該算法基本上是上述過程的綜合。首先定義初始狀態 $s_0$ ，然後定義增強狀態，aug_dynamics，該狀態包括 $f(z(t),t,\theta)$ ， ${a(t)}^T \frac{\partial f}{\partial z}$ 和 ${a(t)}^T \frac{\partial f}{\partial \theta}$ 的vector-Jacobian products（通過自動微分工具得到）。然後通過 ODE solver 求解前一時刻的隱層狀態，敏感狀態，和梯度。注意，這些都是合併起來的向量形式（算子形式的張量？）。最後，返回敏感狀態(用以下一時刻計算敏感狀態)和梯度（用以更新參數 $\theta$ ）。

Replacing residual networks with ODEs

將ResNets 換成 ODEs

Software: To solve ODE initial value problems numerically, we use the implicit Adams method implemented in LSODE and VODE and interfaced through the scipy.integrate package. Being an implicit method, it has better guarantees than explicit methods such as Runge-Kutta but requires solving a nonlinear optimization problem at every step.This setup makes direct backpropagation through the integrator difficult.

軟件實現： 爲了求解 ODE 的數值解，作者使用 Adams （一種梯度優化方法）方法實現了 LSODE 和 VODE 的scipy.integrate 接口。作爲一種隱式方法，它比顯式方法有較好的保證，如 Runge-Kutta 需要在每一步求解非線性優化問題。這種設置使得直接使用積分器求解反向傳播是困難的。作者使用 Python 的自動微分方法實現了伴隨敏感方法，並使用 Tensorflow 在GPU上實現了隱層狀態的動態和求導（從Fortran ODE Solver 調用，從 Python autograd 中調用）。

Model Architectures: We experiment with a small residual network which downsamples the input twice then applies 6 standard residual blocks He et al. (2016b), which are replaced by an ODESolve module in the ODE-Net variant. We also test a network with the same architecture but where gradients are backpropagated directly through a Runge-Kutta integrator, referred to as RK-Net.

論文中用兩個降採樣和6個殘差塊的小型 ResNet 進行了實驗，將殘差塊替換爲ODESolve 模塊就變成了 ODE-Net 變體。作者還使用相同的架構測試了使用 Runge-Kutta 積分器來反向傳播梯度的 RK-Net。

代碼實現

首先看整體網絡結構：

feature_layers = [ODEBlock(ODEfunc(64))] if is_odenet else [ResBlock(64, 64) for _ in range(6)]

其中,ODEfunc 定義爲：

class ODEfunc(nn.Module):

    def __init__(self, dim):
        super(ODEfunc, self).__init__()
        self.norm1 = norm(dim)
        self.relu = nn.ReLU(inplace=True)
        self.conv1 = ConcatConv2d(dim, dim, 3, 1, 1)
        self.norm2 = norm(dim)
        self.conv2 = ConcatConv2d(dim, dim, 3, 1, 1)
        self.norm3 = norm(dim)
        self.nfe = 0 # number of forward ?
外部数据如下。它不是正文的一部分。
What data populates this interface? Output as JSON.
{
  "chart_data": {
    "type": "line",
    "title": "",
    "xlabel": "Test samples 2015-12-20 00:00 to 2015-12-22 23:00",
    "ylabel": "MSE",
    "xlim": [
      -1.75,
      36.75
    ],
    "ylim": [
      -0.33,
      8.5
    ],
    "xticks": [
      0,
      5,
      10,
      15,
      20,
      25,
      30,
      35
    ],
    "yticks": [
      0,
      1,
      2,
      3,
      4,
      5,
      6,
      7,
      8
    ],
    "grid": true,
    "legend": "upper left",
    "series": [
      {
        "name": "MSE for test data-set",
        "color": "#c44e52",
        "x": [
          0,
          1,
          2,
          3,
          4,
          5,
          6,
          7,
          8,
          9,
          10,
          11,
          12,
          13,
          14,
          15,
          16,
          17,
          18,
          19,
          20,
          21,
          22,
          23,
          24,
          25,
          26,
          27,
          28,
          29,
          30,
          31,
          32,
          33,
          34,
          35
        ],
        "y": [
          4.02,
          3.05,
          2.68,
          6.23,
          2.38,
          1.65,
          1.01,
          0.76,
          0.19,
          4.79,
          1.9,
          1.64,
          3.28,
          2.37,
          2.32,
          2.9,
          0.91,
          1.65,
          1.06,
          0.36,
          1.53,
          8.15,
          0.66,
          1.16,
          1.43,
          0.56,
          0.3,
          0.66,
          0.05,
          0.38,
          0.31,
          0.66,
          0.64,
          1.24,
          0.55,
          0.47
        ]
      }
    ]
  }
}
    def forward(self, t, x):
        self.nfe += 1
        out = self.norm1(x)
        out = self.relu(out)
        out = self.conv1(t, out)
        out = self.norm2(out)
        out = self.relu(out)
        out = self.conv2(t, out)
        out = self.norm3(out)
        return out

與 Residual Block 不同的是多加了一次 Batch Normalization，ODEfunc 中的卷積 ConcatConv2d 實現爲：

class ConcatConv2d(nn.Module):

    def __init__(self, dim_in, dim_out, ksize=3, stride=1, padding=0, dilation=1, groups=1, bias=True, transpose=False):
        super(ConcatConv2d, self).__init__()
        module = nn.ConvTranspose2d if transpose else nn.Conv2d
        self._layer = module(
            dim_in + 1, dim_out, kernel_size=ksize, stride=stride, padding=padding, dilation=dilation, groups=groups,
            bias=bias
        )

    def forward(self, t, x):
        tt = torch.ones_like(x[:, :1, :, :]) * t   # extract the first channel and multiply the time t.
        ttx = torch.cat([tt, x], 1)
        return self._layer(ttx)

可以看到 ConcatConv2d 和原來的卷積方式基本相同，只是在前向過程中，添加了變量（variable） $t$ , 其中，torch.ones_like 返回一個填充了標量值1的張量，其大小與之相同 input ，乘以 $t$ 表示在 $t$ 時刻。然後，將 $t$ 與 $x$ 合併（concatenation）起來，然後作爲卷積的輸入。這裏有個問題，爲什麼變量 $t$ 的 size 是 feature size，難道是對每個feature position 做連續化？//TODO （這裏 grad 的形狀和feature size 的形狀相同）。

接下來就是 ODEBlock的定義：

class ODEBlock(nn.Module):

    def __init__(self, odefunc):
        super(ODEBlock, self).__init__()
        self.odefunc = odefunc
        self.integration_time = torch.tensor([0, 1]).float()

    def forward(self, x):
        self.integration_time = self.integration_time.type_as(x)
        out = odeint(self.odefunc, x, self.integration_time, rtol=args.tol, atol=args.tol) # ODE forward
        return out[1]

ODEBlock 中定義了積分時間（integration time） $t \in [0,1]$ ，然後在前向過程中傳入 odeint 中，關鍵點是 odeint, 按上述算法中。這裏 rtol 和 atol 是容忍度（tolerance），即模型的精度設定。out[1] 是梯度（gradient） $\frac{\partial L}{\partial \theta}$ 。這樣我們求得了梯度。其中，odeint 的實現爲：

def odeint(func, y0, t, rtol=1e-7, atol=1e-9, method=None, options=None):
      tensor_input, func, y0, t = _check_inputs(func, y0, t)

    if options is None:
        options = {}
    elif method is None:
        raise ValueError('cannot supply `options` without specifying `method`')

    if method is None:
        method = 'dopri5'

    solver = SOLVERS[method](func, y0, rtol=rtol, atol=atol, **options)
    solution = solver.integrate(t)

    if tensor_input:
        solution = solution[0]
    return solution

The goal of an ODE solver is to find a continuous trajectory satisfying the ODE that passes through the initial condition. Solves the initial value problem （IVP） for a non-stiff system of first order ODEs: $\frac{\partial y}{\partial t}=f(t,y)$ s.t. $y(t_0)=y_0$ where y is a Tensor of any shape.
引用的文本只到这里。